Topics · Updated 2026-05-07

The text registers the sun's heat as a physical force that breaks human strength. Two scenes carry the picture: Jonah outside Nineveh and a Shunammite child collapsed in his father's field. The cross-reference to sunstroke ties the second scene into the same theme.

Jonah Overcome by the Sun

Outside Nineveh, after the gourd has withered, Jonah is left exposed to the morning. "And it came to pass, when the sun arose, that God prepared a sultry east wind; and the sun beat on the head of Jonah, that he fainted, and requested for his soul to die, and said, It is better for me to die than to live" (Jon 4:8). The heat is more than weather — it is a divinely prepared wind paired with the sun, and its physical effect (fainting) collapses into a spiritual wish for death. Heat exposes the prophet's impatience and his hopelessness; the same scene appears under those headings as well.

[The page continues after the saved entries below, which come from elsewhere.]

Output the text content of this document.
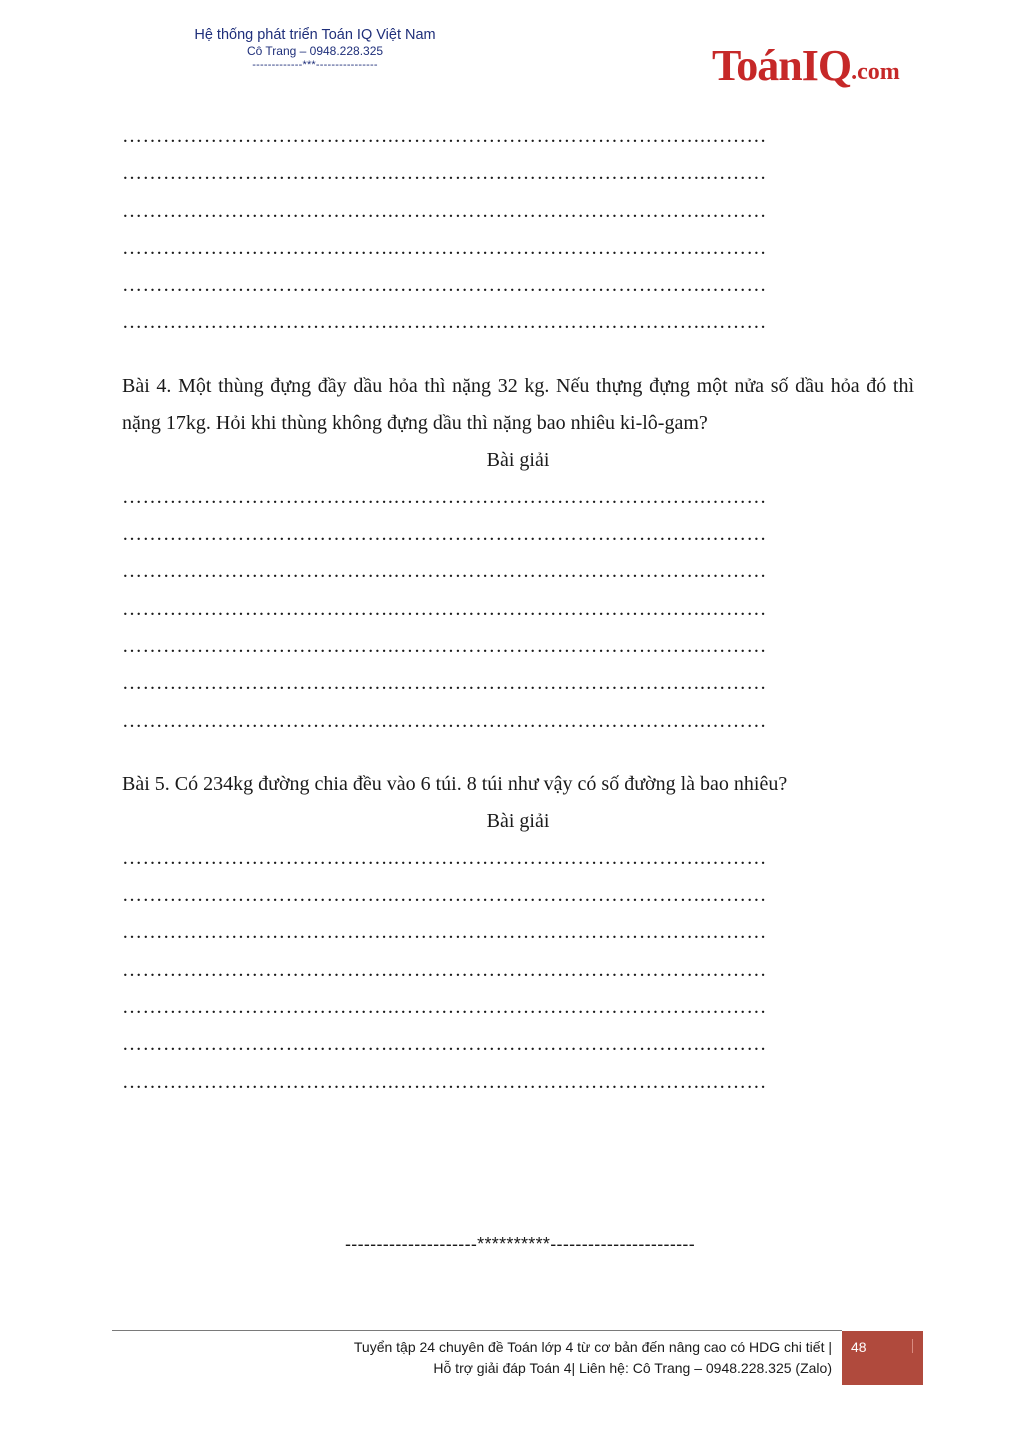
Hệ thống phát triển Toán IQ Việt Nam
Cô Trang – 0948.228.325
-------------***----------------	ToánIQ .com
………………………………….……………………………………….………
………………………………….……………………………………….………
………………………………….……………………………………….………
………………………………….……………………………………….………
………………………………….……………………………………….………
………………………………….……………………………………….………
Bài 4. Một thùng đựng đầy dầu hỏa thì nặng 32 kg. Nếu thựng đựng một nửa số dầu hỏa đó thì nặng 17kg. Hỏi khi thùng không đựng dầu thì nặng bao nhiêu ki-lô-gam?
Bài giải
………………………………….……………………………………….………
………………………………….……………………………………….………
………………………………….……………………………………….………
………………………………….……………………………………….………
………………………………….……………………………………….………
………………………………….……………………………………….………
………………………………….……………………………………….………
Bài 5. Có 234kg đường chia đều vào 6 túi. 8 túi như vậy có số đường là bao nhiêu?
Bài giải
………………………………….……………………………………….………
………………………………….……………………………………….………
………………………………….……………………………………….………
………………………………….……………………………………….………
………………………………….……………………………………….………
………………………………….……………………………………….………
………………………………….……………………………………….………
---------------------**********-----------------------
Tuyển tập 24 chuyên đề Toán lớp 4 từ cơ bản đến nâng cao có HDG chi tiết |
Hỗ trợ giải đáp Toán 4| Liên hệ: Cô Trang – 0948.228.325 (Zalo)
48
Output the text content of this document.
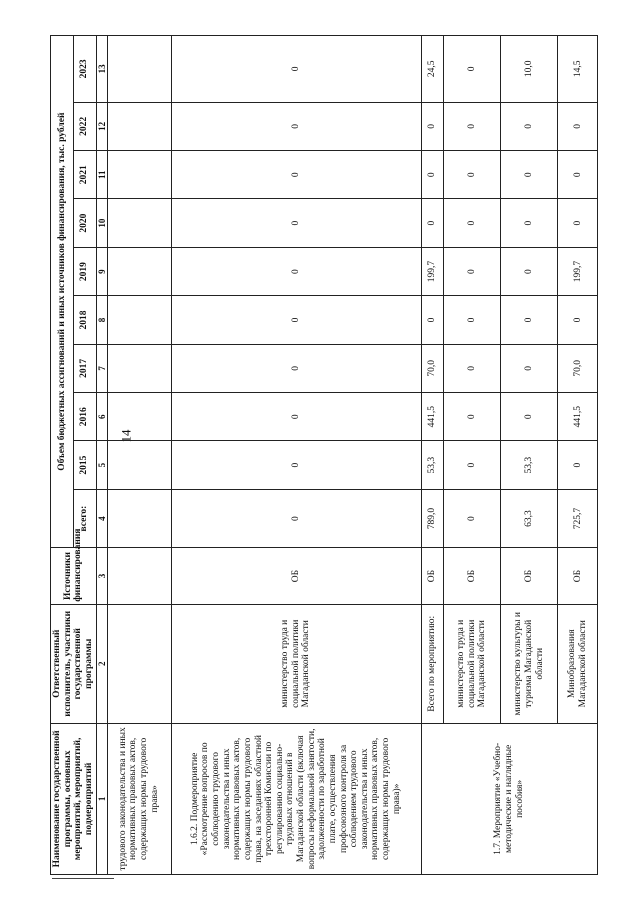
14
Наименование государственной программы, основных мероприятий, мероприятий, подмероприятий	Ответственный исполнитель, участники государственной программы	Источники финансирования	Объем бюджетных ассигнований и иных источников финансирования, тыс. рублей									
			всего:	2015	2016	2017	2018	2019	2020	2021	2022	2023
1	2	3	4	5	6	7	8	9	10	11	12	13
трудового законодательства и иных нормативных правовых актов, содержащих нормы трудового права»												
1.6.2. Подмероприятие «Рассмотрение вопросов по соблюдению трудового законодательства и иных нормативных правовых актов, содержащих нормы трудового права, на заседаниях областной трехсторонней Комиссии по регулированию социально-трудовых отношений в Магаданской области (включая вопросы неформальной занятости, задолженности по заработной плате, осуществления профсоюзного контроля за соблюдением трудового законодательства и иных нормативных правовых актов, содержащих нормы трудового права)»	министерство труда и социальной политики Магаданской области	ОБ	0	0	0	0	0	0	0	0	0	0
1.7. Мероприятие «Учебно-методические и наглядные пособия»	Всего по мероприятию:	ОБ	789,0	53,3	441,5	70,0	0	199,7	0	0	0	24,5
	министерство труда и социальной политики Магаданской области	ОБ	0	0	0	0	0	0	0	0	0	0
	министерство культуры и туризма Магаданской области	ОБ	63,3	53,3	0	0	0	0	0	0	0	10,0
	Минобразования Магаданской области	ОБ	725,7	0	441,5	70,0	0	199,7	0	0	0	14,5
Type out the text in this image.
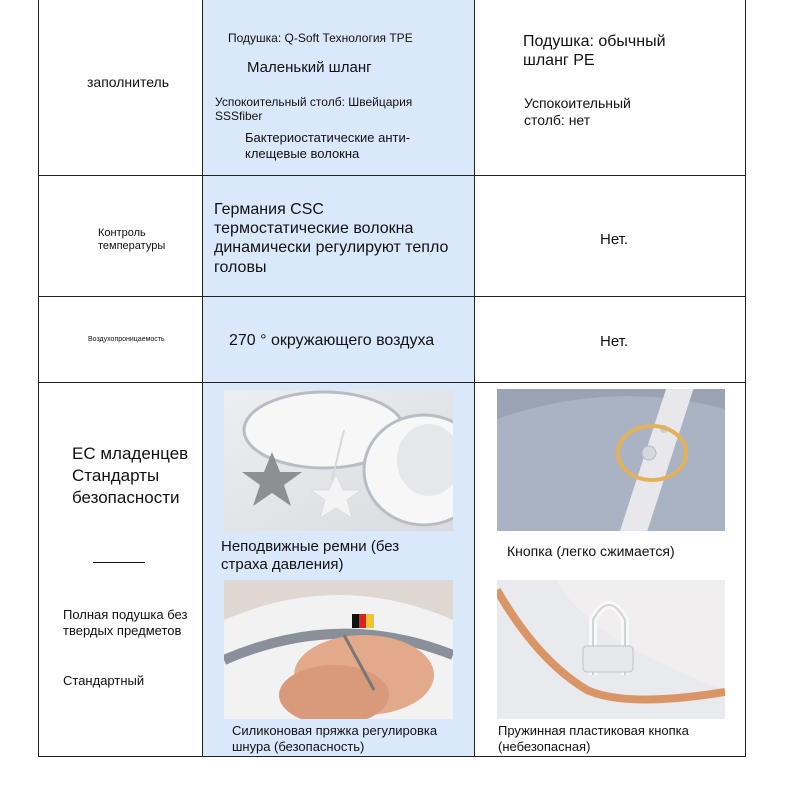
заполнитель
Подушка: Q-Soft Технология TPE
Маленький шланг
Успокоительный столб: Швейцария SSSfiber
Бактериостатические анти-клещевые волокна
Подушка: обычный шланг PE
Успокоительный столб: нет
Контроль температуры
Германия CSC термостатические волокна динамически регулируют тепло головы
Нет.
Воздухопроницаемость	270 ° окружающего воздуха	Нет.
ЕС младенцев Стандарты безопасности
Полная подушка без твердых предметов
Стандартный
Неподвижные ремни (без страха давления)
Силиконовая пряжка регулировка шнура (безопасность)
Кнопка (легко сжимается)
Пружинная пластиковая кнопка (небезопасная)
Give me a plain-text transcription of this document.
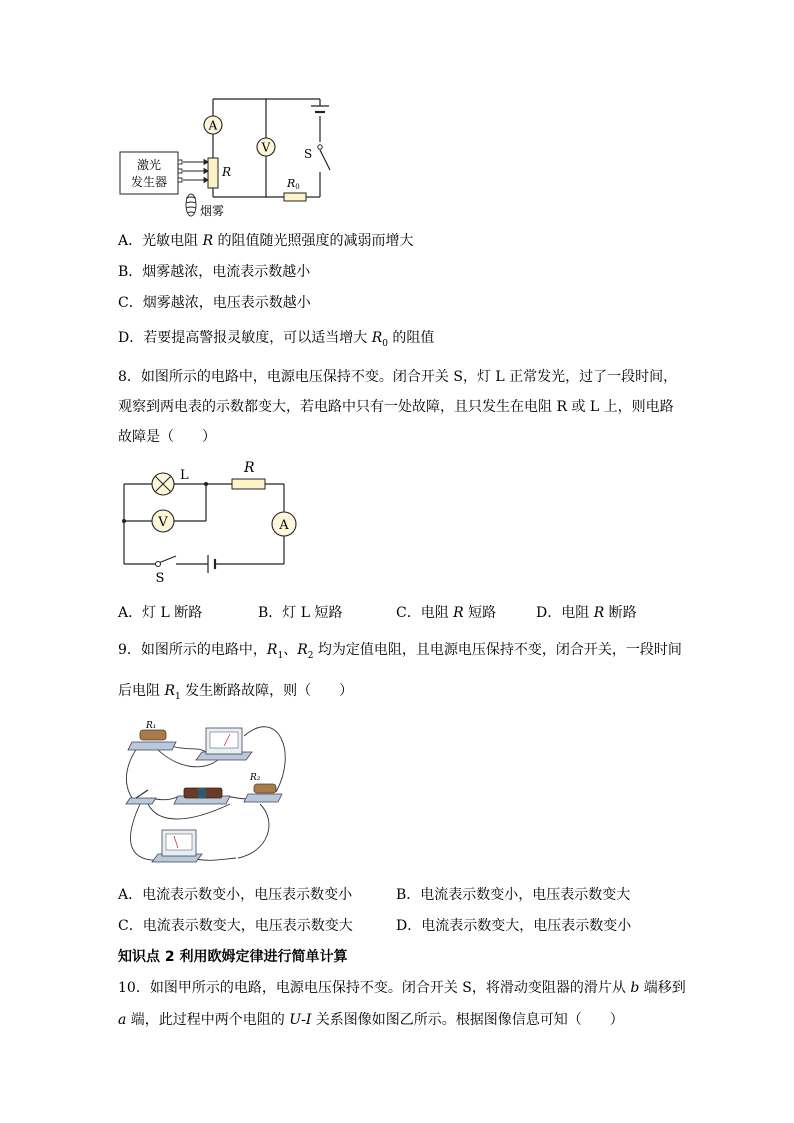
A
V
R
R0
S
激光
发生器
烟雾
A．光敏电阻 R 的阻值随光照强度的减弱而增大
B．烟雾越浓，电流表示数越小
C．烟雾越浓，电压表示数越小
D．若要提高警报灵敏度，可以适当增大 $R_0$ 的阻值
8．如图所示的电路中，电源电压保持不变。闭合开关 S，灯 L 正常发光，过了一段时间，
观察到两电表的示数都变大，若电路中只有一处故障，且只发生在电阻 R 或 L 上，则电路
故障是（　　）
S
L
V
R
A
A．灯 L 断路	B．灯 L 短路	C．电阻 R 短路	D．电阻 R 断路
9．如图所示的电路中，$R_1$、$R_2$ 均为定值电阻，且电源电压保持不变，闭合开关，一段时间
后电阻 $R_1$ 发生断路故障，则（　　）
R₁
R₂
A．电流表示数变小，电压表示数变小	B．电流表示数变小，电压表示数变大
C．电流表示数变大，电压表示数变大	D．电流表示数变大，电压表示数变小
知识点 2 利用欧姆定律进行简单计算
10．如图甲所示的电路，电源电压保持不变。闭合开关 S，将滑动变阻器的滑片从 b 端移到
a 端，此过程中两个电阻的 U-I 关系图像如图乙所示。根据图像信息可知（　　）
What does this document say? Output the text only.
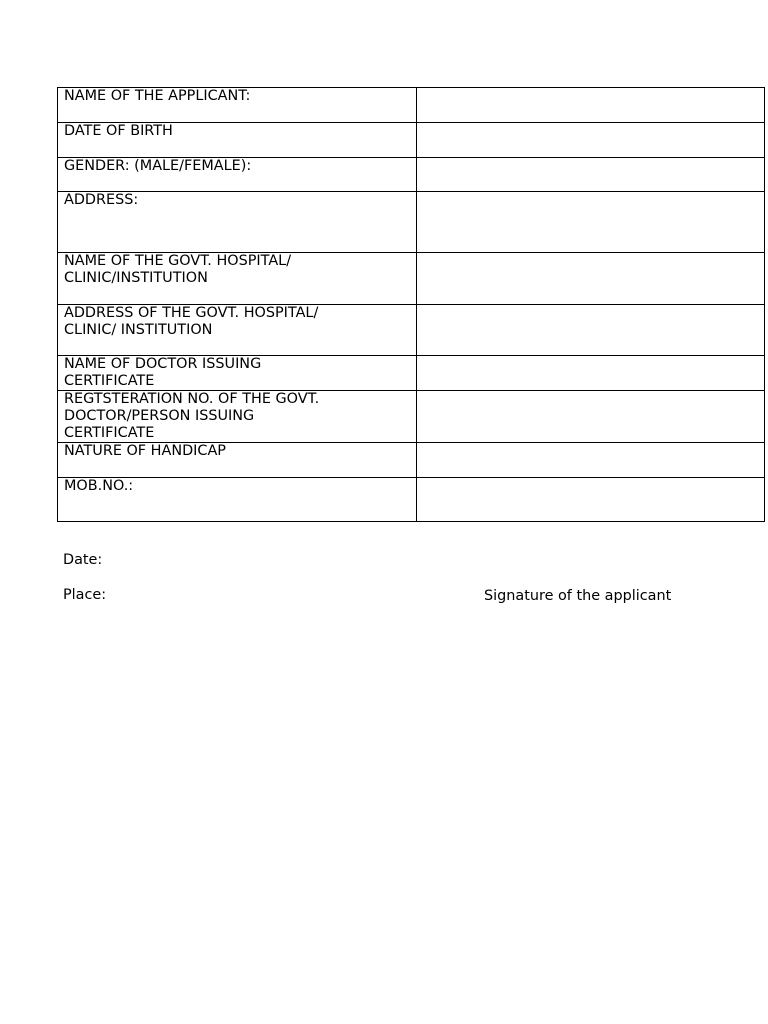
NAME OF THE APPLICANT:	

DATE OF BIRTH	

GENDER: (MALE/FEMALE):	

ADDRESS:	

NAME OF THE GOVT. HOSPITAL/
CLINIC/INSTITUTION	

ADDRESS OF THE GOVT. HOSPITAL/
CLINIC/ INSTITUTION	

NAME OF DOCTOR ISSUING
CERTIFICATE	

REGTSTERATION NO. OF THE GOVT.
DOCTOR/PERSON ISSUING
CERTIFICATE	

NATURE OF HANDICAP	

MOB.NO.:	

Date:
Place:	Signature of the applicant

A Child Struck in the Field

The Shunammite woman's son, a child of promise, is brought low in the harvest field by the same agent. He cries out, "My head, my head," and his father sends him to his mother, where he dies on her knees by noon (2Ki 4:19). The brevity of the clinical detail — sudden onset, head pain, swift death — fits the ancient pattern of sunstroke and is what places this episode in the same circle as Jonah's collapse: the unshaded head under the rising sun.